In the Passover Haggadah, “4 sons” are allegorically mentioned:
- one wise,
- one evil/rebellious,
- one simple, and
- one who “doesn’t even know how to ask.”
The four of them represent the types of people that exist among us.
In favor of the “4 daughters” and “4 mothers”
In the Israeli women’s discourse today, during the days of the greatest protest in the modern history of Israel, there is now a new comparison talking about 4 parallel “daughters” also representing the diversity of women in Israel. The diversity speaks to the many gradations of opinion like the colors of the rainbow. And even the women themselves are divided here over their rights. There is no general female consensus on how the female sector should be conducted. There is a dispute about what is right and what is allowed and what is not.
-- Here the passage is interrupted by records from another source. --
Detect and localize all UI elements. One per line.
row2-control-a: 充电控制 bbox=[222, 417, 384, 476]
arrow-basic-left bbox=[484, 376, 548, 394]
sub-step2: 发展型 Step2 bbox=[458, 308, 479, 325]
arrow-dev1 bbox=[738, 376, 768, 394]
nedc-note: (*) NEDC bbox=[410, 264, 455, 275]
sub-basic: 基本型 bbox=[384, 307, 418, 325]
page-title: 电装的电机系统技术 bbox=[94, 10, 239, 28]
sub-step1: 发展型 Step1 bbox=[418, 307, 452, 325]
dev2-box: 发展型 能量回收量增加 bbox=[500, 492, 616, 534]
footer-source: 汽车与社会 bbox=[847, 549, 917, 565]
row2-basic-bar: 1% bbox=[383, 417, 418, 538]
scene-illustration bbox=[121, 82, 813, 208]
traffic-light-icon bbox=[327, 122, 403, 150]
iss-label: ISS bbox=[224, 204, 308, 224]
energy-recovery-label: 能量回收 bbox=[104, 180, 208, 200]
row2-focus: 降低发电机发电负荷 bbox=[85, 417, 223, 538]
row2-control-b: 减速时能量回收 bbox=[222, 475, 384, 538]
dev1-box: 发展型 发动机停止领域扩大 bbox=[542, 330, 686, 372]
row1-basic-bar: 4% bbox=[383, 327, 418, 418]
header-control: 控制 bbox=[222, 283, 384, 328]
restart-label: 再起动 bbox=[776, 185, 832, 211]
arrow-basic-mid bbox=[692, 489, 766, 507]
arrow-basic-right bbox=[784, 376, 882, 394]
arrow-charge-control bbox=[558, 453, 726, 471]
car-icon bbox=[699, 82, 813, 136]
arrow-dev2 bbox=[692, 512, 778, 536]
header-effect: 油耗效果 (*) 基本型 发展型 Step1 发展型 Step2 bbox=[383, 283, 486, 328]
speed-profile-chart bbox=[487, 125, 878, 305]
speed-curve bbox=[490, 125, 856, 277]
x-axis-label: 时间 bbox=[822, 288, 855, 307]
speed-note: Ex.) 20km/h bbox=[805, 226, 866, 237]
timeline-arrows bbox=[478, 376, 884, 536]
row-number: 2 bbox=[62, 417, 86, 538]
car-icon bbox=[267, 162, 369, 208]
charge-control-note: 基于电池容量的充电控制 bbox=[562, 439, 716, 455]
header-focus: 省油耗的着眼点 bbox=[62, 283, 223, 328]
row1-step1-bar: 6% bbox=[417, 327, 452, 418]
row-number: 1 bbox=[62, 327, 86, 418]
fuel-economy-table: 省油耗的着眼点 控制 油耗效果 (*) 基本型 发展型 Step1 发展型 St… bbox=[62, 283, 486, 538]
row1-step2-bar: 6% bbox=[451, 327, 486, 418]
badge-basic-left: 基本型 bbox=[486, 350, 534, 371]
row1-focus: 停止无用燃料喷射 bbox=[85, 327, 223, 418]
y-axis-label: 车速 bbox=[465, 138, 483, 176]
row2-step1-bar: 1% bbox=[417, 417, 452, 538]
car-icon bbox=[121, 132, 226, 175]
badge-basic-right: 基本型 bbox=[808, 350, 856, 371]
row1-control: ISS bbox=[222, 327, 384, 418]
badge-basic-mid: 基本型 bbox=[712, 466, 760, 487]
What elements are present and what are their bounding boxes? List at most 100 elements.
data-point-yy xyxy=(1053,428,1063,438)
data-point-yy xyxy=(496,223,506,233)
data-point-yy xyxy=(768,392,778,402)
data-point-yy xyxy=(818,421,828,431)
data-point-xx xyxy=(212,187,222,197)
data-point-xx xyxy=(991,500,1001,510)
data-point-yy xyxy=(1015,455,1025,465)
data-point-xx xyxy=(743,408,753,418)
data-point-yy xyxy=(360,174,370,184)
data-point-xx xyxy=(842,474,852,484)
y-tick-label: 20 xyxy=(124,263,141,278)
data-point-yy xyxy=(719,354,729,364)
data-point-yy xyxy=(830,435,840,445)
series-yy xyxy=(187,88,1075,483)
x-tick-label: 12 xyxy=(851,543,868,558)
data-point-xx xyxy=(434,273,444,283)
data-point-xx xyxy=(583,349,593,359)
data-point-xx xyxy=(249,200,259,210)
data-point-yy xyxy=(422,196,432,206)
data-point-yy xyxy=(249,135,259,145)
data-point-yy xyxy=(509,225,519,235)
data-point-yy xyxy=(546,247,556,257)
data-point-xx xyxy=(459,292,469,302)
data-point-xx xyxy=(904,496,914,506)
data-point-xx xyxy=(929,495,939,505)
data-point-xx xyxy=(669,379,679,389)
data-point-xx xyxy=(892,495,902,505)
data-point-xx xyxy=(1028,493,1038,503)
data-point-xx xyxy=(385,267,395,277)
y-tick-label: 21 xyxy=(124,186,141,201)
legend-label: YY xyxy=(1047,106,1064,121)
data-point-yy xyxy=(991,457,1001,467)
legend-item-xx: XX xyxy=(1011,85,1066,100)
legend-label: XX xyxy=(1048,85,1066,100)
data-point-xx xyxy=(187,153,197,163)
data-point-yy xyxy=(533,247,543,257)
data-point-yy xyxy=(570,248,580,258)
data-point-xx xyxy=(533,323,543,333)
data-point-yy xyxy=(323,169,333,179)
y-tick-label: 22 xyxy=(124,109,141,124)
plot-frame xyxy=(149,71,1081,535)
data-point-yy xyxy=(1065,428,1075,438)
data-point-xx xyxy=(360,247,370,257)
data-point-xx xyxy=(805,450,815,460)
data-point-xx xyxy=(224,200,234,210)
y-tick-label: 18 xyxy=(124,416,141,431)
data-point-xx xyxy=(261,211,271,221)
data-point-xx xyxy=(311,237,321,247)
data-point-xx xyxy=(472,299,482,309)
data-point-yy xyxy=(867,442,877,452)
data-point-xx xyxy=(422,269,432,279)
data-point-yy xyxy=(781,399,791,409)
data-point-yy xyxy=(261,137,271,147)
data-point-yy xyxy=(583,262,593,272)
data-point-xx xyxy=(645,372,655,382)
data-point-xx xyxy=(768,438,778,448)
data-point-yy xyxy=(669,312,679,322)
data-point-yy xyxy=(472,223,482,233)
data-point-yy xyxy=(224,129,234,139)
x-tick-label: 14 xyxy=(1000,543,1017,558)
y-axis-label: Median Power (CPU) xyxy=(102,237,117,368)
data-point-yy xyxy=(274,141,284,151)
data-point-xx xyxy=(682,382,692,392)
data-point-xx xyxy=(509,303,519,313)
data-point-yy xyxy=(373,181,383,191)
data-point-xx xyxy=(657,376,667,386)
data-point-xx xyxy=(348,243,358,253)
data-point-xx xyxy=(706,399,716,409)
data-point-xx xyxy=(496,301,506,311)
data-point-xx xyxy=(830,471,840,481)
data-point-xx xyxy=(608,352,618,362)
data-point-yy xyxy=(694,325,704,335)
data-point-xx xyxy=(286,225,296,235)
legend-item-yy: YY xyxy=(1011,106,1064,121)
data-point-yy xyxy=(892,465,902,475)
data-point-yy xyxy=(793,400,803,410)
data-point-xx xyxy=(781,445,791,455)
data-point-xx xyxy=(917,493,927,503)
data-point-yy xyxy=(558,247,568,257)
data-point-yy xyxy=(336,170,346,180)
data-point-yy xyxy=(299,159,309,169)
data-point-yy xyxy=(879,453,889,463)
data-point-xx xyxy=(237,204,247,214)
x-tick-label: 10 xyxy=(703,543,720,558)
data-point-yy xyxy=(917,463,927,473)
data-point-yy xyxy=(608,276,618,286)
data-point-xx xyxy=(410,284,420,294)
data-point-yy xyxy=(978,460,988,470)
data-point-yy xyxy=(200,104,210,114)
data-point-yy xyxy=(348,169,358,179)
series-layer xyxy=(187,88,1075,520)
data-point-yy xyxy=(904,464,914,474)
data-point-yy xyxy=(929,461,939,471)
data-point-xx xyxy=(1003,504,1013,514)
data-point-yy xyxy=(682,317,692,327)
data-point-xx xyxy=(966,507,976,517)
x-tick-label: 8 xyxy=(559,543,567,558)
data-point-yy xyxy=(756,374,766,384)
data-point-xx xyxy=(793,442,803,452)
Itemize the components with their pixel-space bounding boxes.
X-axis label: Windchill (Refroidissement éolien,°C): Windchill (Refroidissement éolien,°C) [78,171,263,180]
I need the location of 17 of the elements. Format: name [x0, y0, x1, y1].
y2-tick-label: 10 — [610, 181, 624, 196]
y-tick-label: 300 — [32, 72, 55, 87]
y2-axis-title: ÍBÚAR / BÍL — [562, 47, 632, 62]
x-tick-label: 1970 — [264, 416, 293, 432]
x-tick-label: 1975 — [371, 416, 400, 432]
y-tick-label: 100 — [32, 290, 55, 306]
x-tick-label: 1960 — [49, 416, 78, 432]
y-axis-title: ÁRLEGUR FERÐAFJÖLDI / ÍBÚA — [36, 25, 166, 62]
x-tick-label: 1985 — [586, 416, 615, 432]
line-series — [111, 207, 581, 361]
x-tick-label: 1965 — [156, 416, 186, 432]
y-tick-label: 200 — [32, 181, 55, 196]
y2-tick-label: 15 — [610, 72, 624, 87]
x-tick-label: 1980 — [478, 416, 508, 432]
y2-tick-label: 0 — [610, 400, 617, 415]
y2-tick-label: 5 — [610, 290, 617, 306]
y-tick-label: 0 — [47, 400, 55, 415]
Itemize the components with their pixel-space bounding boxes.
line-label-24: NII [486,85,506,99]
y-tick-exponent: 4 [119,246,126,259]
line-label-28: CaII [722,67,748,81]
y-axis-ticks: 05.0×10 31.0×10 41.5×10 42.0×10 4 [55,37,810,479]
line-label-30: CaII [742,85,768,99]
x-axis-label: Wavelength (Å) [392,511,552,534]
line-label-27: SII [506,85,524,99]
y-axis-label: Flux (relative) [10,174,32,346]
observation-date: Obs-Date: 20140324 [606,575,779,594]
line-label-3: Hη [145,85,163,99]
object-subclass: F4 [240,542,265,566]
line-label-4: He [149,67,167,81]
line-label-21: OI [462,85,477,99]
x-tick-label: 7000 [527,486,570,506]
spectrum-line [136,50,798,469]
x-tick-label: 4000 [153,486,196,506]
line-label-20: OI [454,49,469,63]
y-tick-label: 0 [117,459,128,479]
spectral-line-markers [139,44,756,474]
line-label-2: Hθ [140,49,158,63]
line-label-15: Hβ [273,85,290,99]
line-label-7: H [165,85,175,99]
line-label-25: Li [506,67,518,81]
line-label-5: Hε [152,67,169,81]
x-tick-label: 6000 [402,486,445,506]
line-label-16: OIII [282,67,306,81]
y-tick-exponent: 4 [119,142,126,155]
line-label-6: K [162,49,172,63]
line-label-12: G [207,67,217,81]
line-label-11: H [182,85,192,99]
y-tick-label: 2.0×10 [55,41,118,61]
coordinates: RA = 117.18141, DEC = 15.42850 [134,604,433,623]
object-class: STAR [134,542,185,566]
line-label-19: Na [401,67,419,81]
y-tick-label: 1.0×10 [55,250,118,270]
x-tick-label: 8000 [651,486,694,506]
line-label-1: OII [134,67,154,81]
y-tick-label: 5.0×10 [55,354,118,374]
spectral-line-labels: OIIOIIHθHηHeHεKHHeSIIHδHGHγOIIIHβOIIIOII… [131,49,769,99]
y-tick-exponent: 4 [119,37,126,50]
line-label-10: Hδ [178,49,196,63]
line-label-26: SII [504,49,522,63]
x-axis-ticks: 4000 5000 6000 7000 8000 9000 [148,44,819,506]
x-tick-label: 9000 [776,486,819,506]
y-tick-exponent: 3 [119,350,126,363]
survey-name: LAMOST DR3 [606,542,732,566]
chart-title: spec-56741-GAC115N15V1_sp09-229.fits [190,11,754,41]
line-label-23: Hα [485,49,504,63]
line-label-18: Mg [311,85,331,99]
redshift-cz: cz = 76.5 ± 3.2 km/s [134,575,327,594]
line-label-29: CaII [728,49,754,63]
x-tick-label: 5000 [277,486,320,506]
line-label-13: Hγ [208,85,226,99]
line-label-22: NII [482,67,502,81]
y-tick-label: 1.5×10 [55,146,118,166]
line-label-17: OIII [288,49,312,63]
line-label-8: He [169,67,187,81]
We open for you a window onto current Israeli attitudes. Here is a text written by the well-known Israeli writer Yehudit Rotem, who grew up and was educated in the ultra-Orthodox world. She took these “4 sons” and how they are described in the Passover Haggadah text, and then interpreted them as female characters that exist today in Israeli society:
The wise daughter – what does she say? “What are the protests and riots and the war on the laws of justice and freedom that you have taken upon yourselves?”
And we tell her that we won’t stop protesting even after the verdict, but will continue until we triumph.
The evil/rebellious daughter – What does she say? “What is this protest and uprising!”
And we tell her, “For this we will finally come out of slavery to freedom. From darkness to light. We and not you, the loss will be all yours, that you are not redeemed with us.”
The simple daughter – what does she say? “What are all the flags and drums and announcements and speeches?”
And you will tell her: “With courage, with patriotism, with determination and dedication, we will make sure our nation does not become dictatorial; we will prevent violence against women, and prevent violation of our basic rights.”
The daughter who doesn’t know how to ask – they told her: “You shall tell your daughter: ‘Thanks to us, the women, the whole country will come out of darkness into light… From shame and anxiety to joy and good spirits. And we will live together as equals.'”
Is this really such an extreme request to make?